Just when I "thought" everything was in place for me to return to work tomorrow on a "light duty" status, I was broad-sided today by my employer...since far too many people are getting sued for the content in their blogs, suffice it to say shots were fired, but I ultimately "won". I'm STILL heading back into my office on Friday!
What I CAN feel safe (and comfortable) in writing about on BRAINCHEESE is my belief how absolutely ignorant the world at large is about Multiple Sclerosis. It does not seem to be enough to have to LIVE with MS and its plethora of symptoms on a daily basis...those of us DIAGNOSED with the disease must also suffer the consequences of a society full of people who lack a basic understanding of not only MS, but how difficult it is to live with what is termed a "hidden illness".
Now, I have to say currently, my MS is no longer "hidden"...it's pretty front and center and affecting most of my daily living/daily activities. I've got a cane and a limp...I look rather "drunk" sometimes when I walk...can't and don't look above my head or to the right or I appear rather green around the gills and COULD possibly throw up on you!
But if I were sitting quietly with you directly in front of me, you would not know I have multiple lesions in my brain and a large lesion in my spine...you would not know I have Multiple Sclerosis...and frankly, you probably wouldn't care. You'd have no idea what my struggles are or what I endure on a daily basis. There are no outward scars, casts, bones, radiation burns, deformities, etc. Unless I told you, NO ONE would ever know I have MS.
If there is one thing my MS has taught me, it is TOLERANCE...and I'm not referring to tolerating my MS here! I'm talking about tolerance for OTHERS and the many struggles and things about other people that may not be obvious to my eyes. I find myself now (post diagnosis) viewing others with more compassionate eyes...I find myself not "judging a book by its cover" as much as I used to...I find myself trying to understand the "hidden disorder" in all of us, whether it be someone who is angrily yelling for no apparent reason or someone who cuts me off in traffic deliberately. I find myself wondering what motivates each of us to do or behave the way we do...and if I can, I try to apply compassion to the situation.
We ALL have our own story, our own reasons, our own rationales for why we do the things we do...whether this is the result of a hidden or obvious illness or just the result of our past experiences. And I'm not offering these "reasons or past experiences" as excuses for BAD behavior, but I AM saying there's always a motive.
My motive today was to return to work and to return to work with my MS not so hidden. This is not the "norm" for how I would return to work...I believe my current situation and status could be very uncomfortable to those around me. How I present today forces others to really look at my MS and maybe even to view me a bit differently...it may strike chords of vulnerability, sadness, or even anger in some.
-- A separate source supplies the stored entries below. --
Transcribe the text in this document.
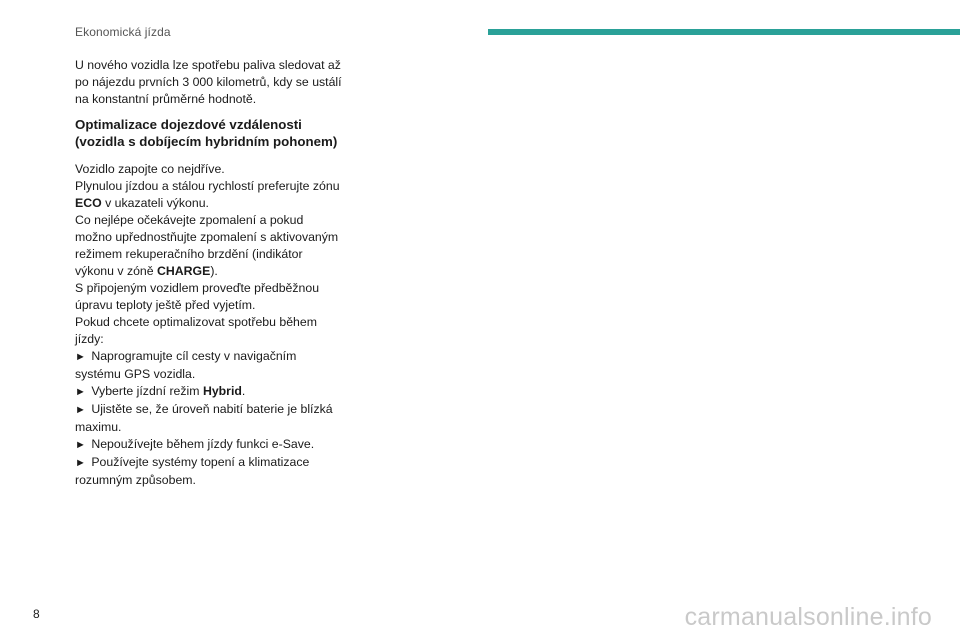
Ekonomická jízda

U nového vozidla lze spotřebu paliva sledovat až
po nájezdu prvních 3 000 kilometrů, kdy se ustálí
na konstantní průměrné hodnotě.

Optimalizace dojezdové vzdálenosti
(vozidla s dobíjecím hybridním pohonem)

Vozidlo zapojte co nejdříve.
Plynulou jízdou a stálou rychlostí preferujte zónu
ECO v ukazateli výkonu.
Co nejlépe očekávejte zpomalení a pokud
možno upřednostňujte zpomalení s aktivovaným
režimem rekuperačního brzdění (indikátor
výkonu v zóně CHARGE).
S připojeným vozidlem proveďte předběžnou
úpravu teploty ještě před vyjetím.
Pokud chcete optimalizovat spotřebu během
jízdy:
► Naprogramujte cíl cesty v navigačním
systému GPS vozidla.
► Vyberte jízdní režim Hybrid.
► Ujistěte se, že úroveň nabití baterie je blízká
maximu.
► Nepoužívejte během jízdy funkci e-Save.
► Používejte systémy topení a klimatizace
rozumným způsobem.

8	carmanualsonline.info
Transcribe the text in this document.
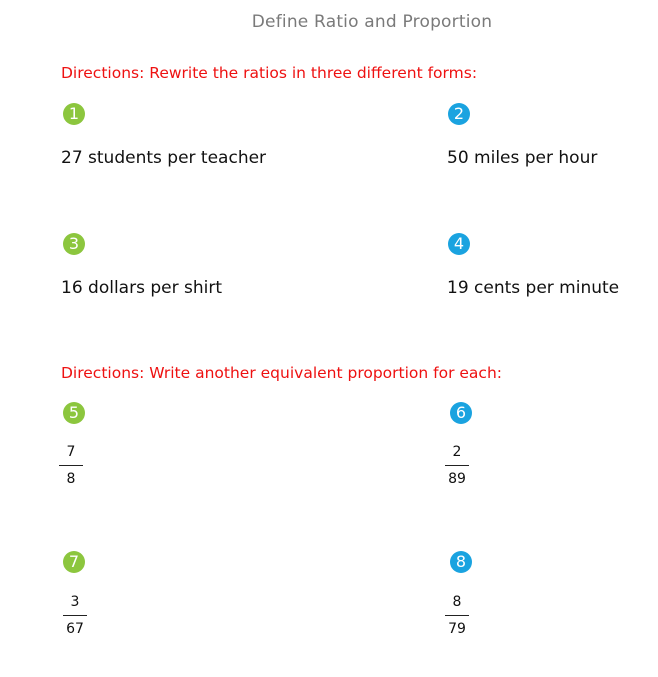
Define Ratio and Proportion
Directions: Rewrite the ratios in three different forms:
1
27 students per teacher
2
50 miles per hour
3
16 dollars per shirt
4
19 cents per minute
Directions: Write another equivalent proportion for each:
5
7
8
6
2
89
7
3
67
8
8
79
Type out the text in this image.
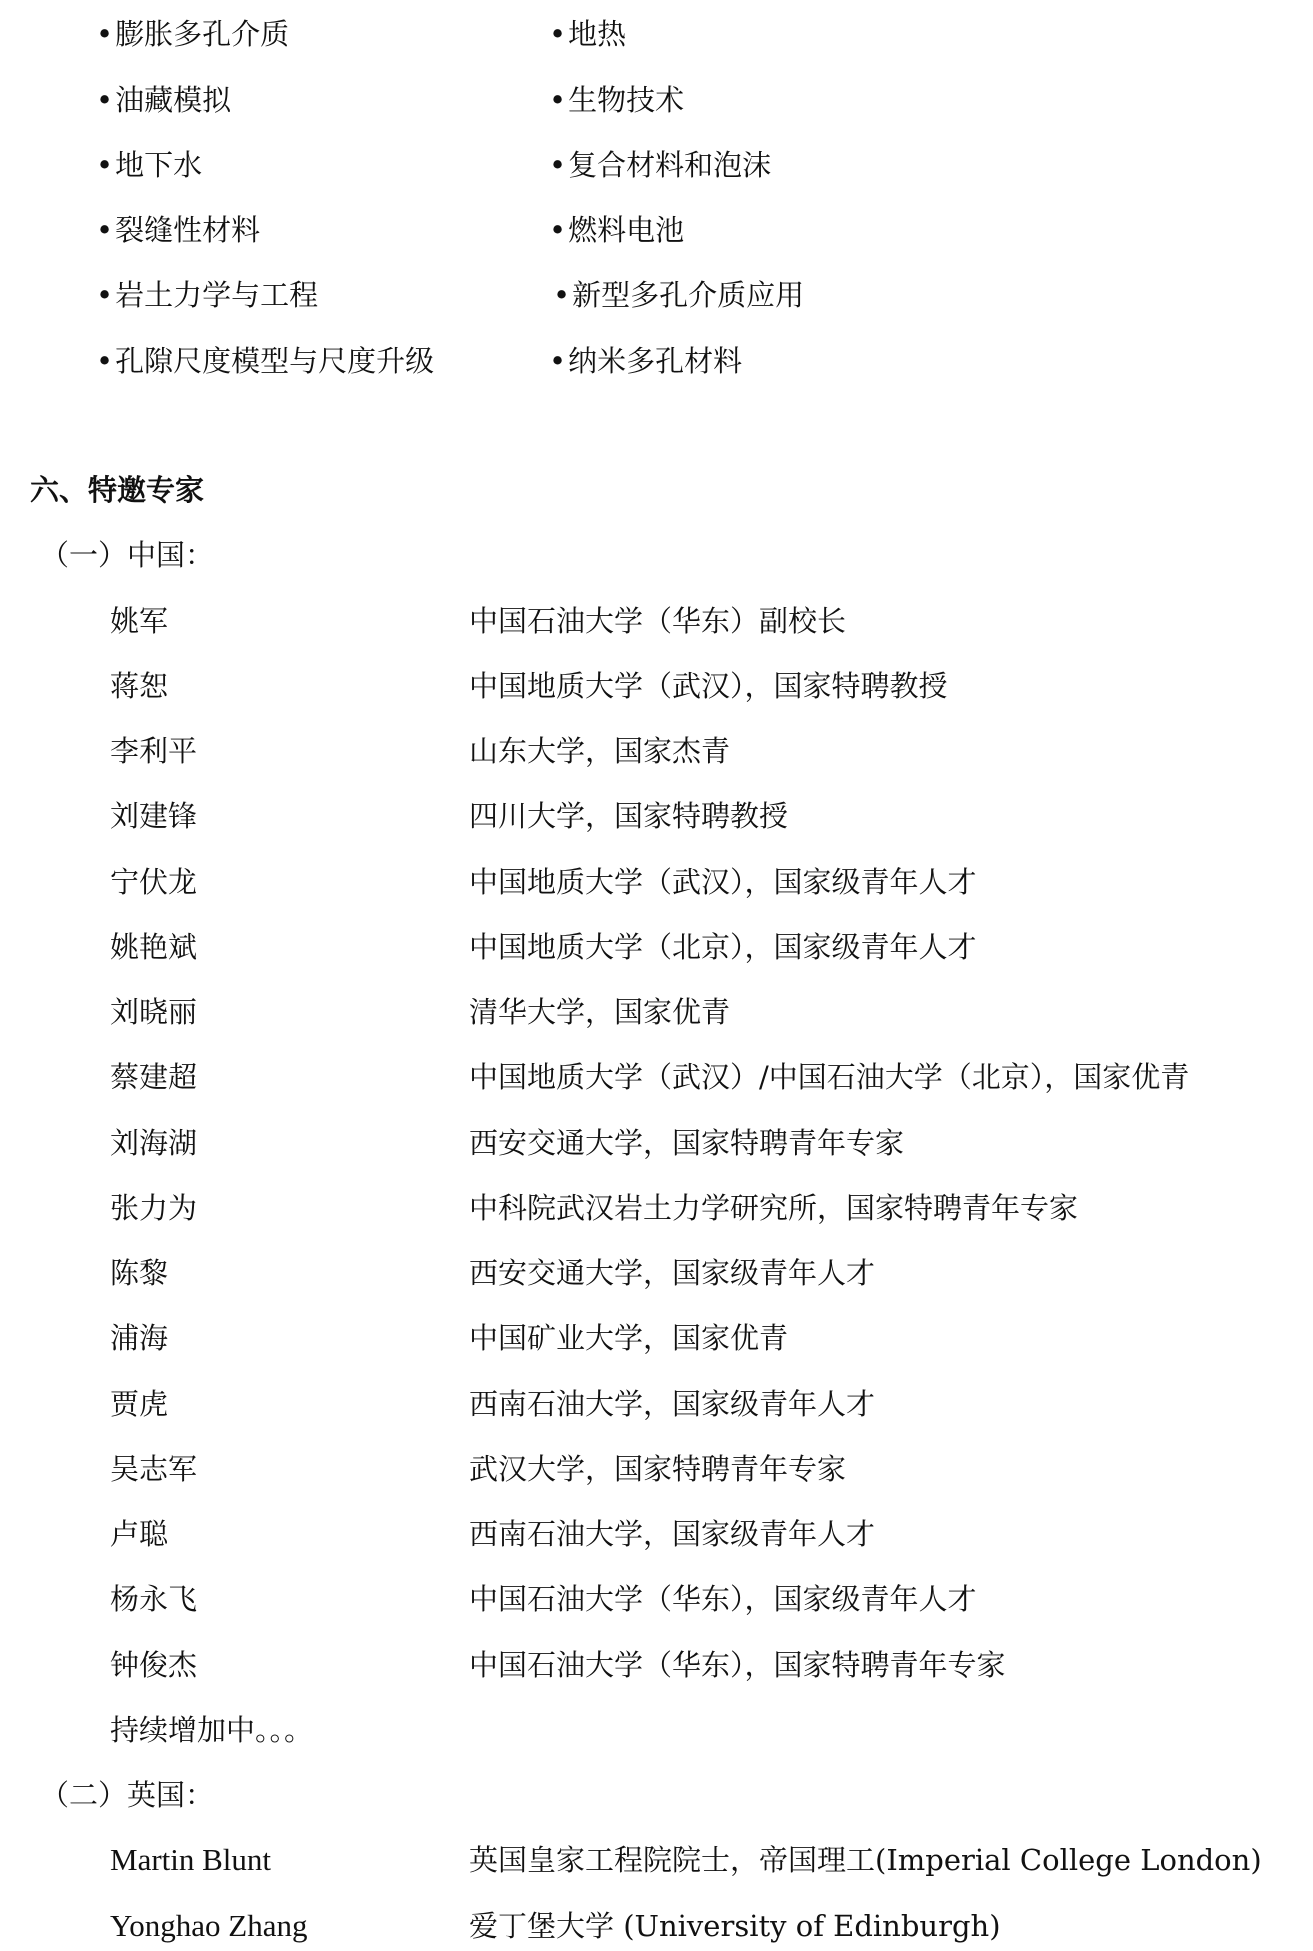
• 膨胀多孔介质
• 油藏模拟
• 地下水
• 裂缝性材料
• 岩土力学与工程
• 孔隙尺度模型与尺度升级
• 地热
• 生物技术
• 复合材料和泡沫
• 燃料电池
• 新型多孔介质应用
• 纳米多孔材料
六、特邀专家
（一）中国：
姚军	中国石油大学（华东）副校长
蒋恕	中国地质大学（武汉），国家特聘教授
李利平	山东大学，国家杰青
刘建锋	四川大学，国家特聘教授
宁伏龙	中国地质大学（武汉），国家级青年人才
姚艳斌	中国地质大学（北京），国家级青年人才
刘晓丽	清华大学，国家优青
蔡建超	中国地质大学（武汉）/中国石油大学（北京），国家优青
刘海湖	西安交通大学，国家特聘青年专家
张力为	中科院武汉岩土力学研究所，国家特聘青年专家
陈黎	西安交通大学，国家级青年人才
浦海	中国矿业大学，国家优青
贾虎	西南石油大学，国家级青年人才
吴志军	武汉大学，国家特聘青年专家
卢聪	西南石油大学，国家级青年人才
杨永飞	中国石油大学（华东），国家级青年人才
钟俊杰	中国石油大学（华东），国家特聘青年专家
持续增加中。。。
（二）英国：
Martin Blunt	英国皇家工程院院士，帝国理工(Imperial College London)
Yonghao Zhang	爱丁堡大学 (University of Edinburgh)
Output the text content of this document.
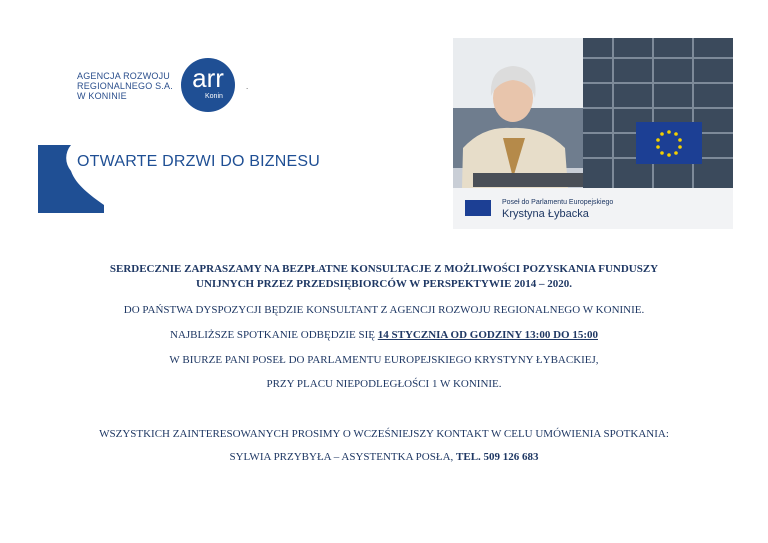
AGENCJA ROZWOJU
REGIONALNEGO S.A.
W KONINIE
arr
Konin
.
OTWARTE DRZWI DO BIZNESU
Poseł do Parlamentu Europejskiego
Krystyna Łybacka
SERDECZNIE ZAPRASZAMY NA BEZPŁATNE KONSULTACJE Z MOŻLIWOŚCI POZYSKANIA FUNDUSZY
UNIJNYCH PRZEZ PRZEDSIĘBIORCÓW W PERSPEKTYWIE 2014 – 2020.
DO PAŃSTWA DYSPOZYCJI BĘDZIE KONSULTANT Z AGENCJI ROZWOJU REGIONALNEGO W KONINIE.
NAJBLIŻSZE SPOTKANIE ODBĘDZIE SIĘ 14 STYCZNIA OD GODZINY 13:00 DO 15:00
W BIURZE PANI POSEŁ DO PARLAMENTU EUROPEJSKIEGO KRYSTYNY ŁYBACKIEJ,
PRZY PLACU NIEPODLEGŁOŚCI 1 W KONINIE.
WSZYSTKICH ZAINTERESOWANYCH PROSIMY O WCZEŚNIEJSZY KONTAKT W CELU UMÓWIENIA SPOTKANIA:
SYLWIA PRZYBYŁA – ASYSTENTKA POSŁA, TEL. 509 126 683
I cannot predict or know exactly how others will react to my current situation. But what I can predict and control is MY reaction to them. I can "fight" for what is fair and just when I need to and I can also "educate" those who are truly motivated to learn and understand.
What seems to be the hardest lesson for me to master is fighting with compassion! I kind of lost the "compassion" element in my battles today (LOL)...but maybe...just maybe in my fight, I have managed to pave a road that will be much smoother for the next person with MS to travel upon. Maybe...just maybe...if nothing else, "someone" has learned just because I have MS, it does not mean I will lay down without a fight!